アメリカでの研究です。広告で募った192人の成人が対象です。対象となった人たちの血清LDLコレステロール値は130〜190mg/dlとやや高めです。(我が国では、心血管系疾患のリスクのない人のLDLコレステロール値は140mg/dl以下が目標値です。)4グループ、すなわち、生のニンニク、粉末ニンニクサプリメント(商品名Garlicin)、熟成ニンニク抽出物サプリメント(商品名Kyolic)、プラセボの4グループに分け、週6回、6ヶ月間摂ってもらいました。ニンニクの量は生ニンニク4gで、サプリメントの量もそれに相当する量としています。4gというのはいわゆるニンニクひとかけに相当します。

結果は、6ヶ月後のLDLコレステロール値を始める前と比べて、生ニンニク、粉末ニンニクサプリメント、熟成ニンニク抽出物サプリメント、プラセボはそれぞれ、平均値で+0.4、+3.2、+0.2、-3.9 mg/dlで、4グループ間に差は認められませんでした。

ニンニクのコレステロール低下作用の根拠というのは、ニンニクに含まれるalliinaseという酵素の働きでallicinが作られ、それがコレステロール合成を抑制する働きがあると、試験管レベルで確認されているからなのですが、実際に動物に投与した実験などでは、一定の結果が得られていませんでした。そして今回の検討が行われたのですが、残念ながら、ニンニクの悪玉コレステロール低下作用は認められませんでした。また、サプリメントにしてしまうと失われる生ニンニク固有の効果も認められませんでした。

しかし、論評の中で、ニンニクには他にも様々な生物学的作用を有する物質があり、血栓抑制効果、抗血小板作用、LDL酸化抑制効果、血管内皮細胞の接着分子発現への効果などが指摘されており、LDL低下作用が認められなかったからといって、心血管系疾患の抑制効果が否定されたわけではない。審判はまだ下っていない、と述べられています。

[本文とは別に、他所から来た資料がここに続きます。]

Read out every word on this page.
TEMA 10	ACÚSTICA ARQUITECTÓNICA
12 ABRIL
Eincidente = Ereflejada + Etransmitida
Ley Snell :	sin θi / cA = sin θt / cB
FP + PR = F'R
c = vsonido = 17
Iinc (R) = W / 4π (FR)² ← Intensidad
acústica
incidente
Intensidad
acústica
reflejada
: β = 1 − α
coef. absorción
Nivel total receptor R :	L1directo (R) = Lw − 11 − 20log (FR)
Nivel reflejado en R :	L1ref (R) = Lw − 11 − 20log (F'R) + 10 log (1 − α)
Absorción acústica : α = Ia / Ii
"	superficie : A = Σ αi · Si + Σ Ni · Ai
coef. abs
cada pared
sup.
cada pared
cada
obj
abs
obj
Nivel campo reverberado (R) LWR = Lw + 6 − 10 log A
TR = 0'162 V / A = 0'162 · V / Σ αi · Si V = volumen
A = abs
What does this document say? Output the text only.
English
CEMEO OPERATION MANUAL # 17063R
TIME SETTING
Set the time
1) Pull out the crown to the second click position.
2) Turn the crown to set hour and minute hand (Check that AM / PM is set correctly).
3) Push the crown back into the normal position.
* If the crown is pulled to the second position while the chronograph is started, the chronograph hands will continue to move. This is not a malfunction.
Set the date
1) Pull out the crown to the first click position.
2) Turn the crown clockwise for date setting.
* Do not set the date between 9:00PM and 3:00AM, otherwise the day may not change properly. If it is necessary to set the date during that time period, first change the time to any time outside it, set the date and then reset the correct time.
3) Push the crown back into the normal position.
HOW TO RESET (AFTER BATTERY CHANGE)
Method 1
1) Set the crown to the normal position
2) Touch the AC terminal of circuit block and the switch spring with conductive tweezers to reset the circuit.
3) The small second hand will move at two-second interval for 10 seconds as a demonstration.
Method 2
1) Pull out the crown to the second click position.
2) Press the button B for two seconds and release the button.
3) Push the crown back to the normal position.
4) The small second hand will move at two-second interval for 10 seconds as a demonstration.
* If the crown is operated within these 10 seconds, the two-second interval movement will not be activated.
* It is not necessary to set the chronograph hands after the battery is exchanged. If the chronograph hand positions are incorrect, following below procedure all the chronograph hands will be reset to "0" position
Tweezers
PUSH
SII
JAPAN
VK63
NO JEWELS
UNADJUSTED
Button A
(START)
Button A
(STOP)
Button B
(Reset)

ところで、欧米の研究のすごいところは、このような食品の効果を、科学的に認められた方法でしっかり検証し、結果を出しているところだと思います。たとえば、このような実験を行うときには、対象者には、自分が何を摂っているかわからないようにしないといけません。つまり、自分はニンニクを食べるグループなのか、サプリメントをとるグループなのか、あるいはプラセボグループなのかということがわからないようにしなくてはいけません。そのため、この検討では、サンドイッチと錠剤を用意し、生のニンニクを入れたサンドイッチと入れないサンドイッチを用意し、また、サプリメントを含めた錠剤と含まない錠剤を用意し、いずれかのサンドイッチといずれかの錠剤をとってもらうという方法で、対象者たちには自分が4グループのうちどのグループに属しているかはわからないようにしています。テレビ番組で、ある食材の効果を示す実験が行われることがありますが、このような方法はとっておらず、そういった点からも信頼できる科学データとは言えなません。まあ、そのくらいは娯楽番組として見れば許容されるのかもしれませんが、現実には、実験データねつ造や専門家のコメントの差し替えなどが行われていたことが明るみにされ、社会問題となりました。この件は、Natureという一流の科学雑誌にも取り上げられてしまいました(Nature 445, 804- 805, 22 February 2007)。その中で特に問題視していたのは、専門家のコメントを差し替えた点でした。また、日本のテレビ番組の利益優先、視聴率優先主義も批判されていました。日本でも、日本固有の食材に関して、商業的でない、科学的にしっかりした疫学的調査が行われることを期待したいものです。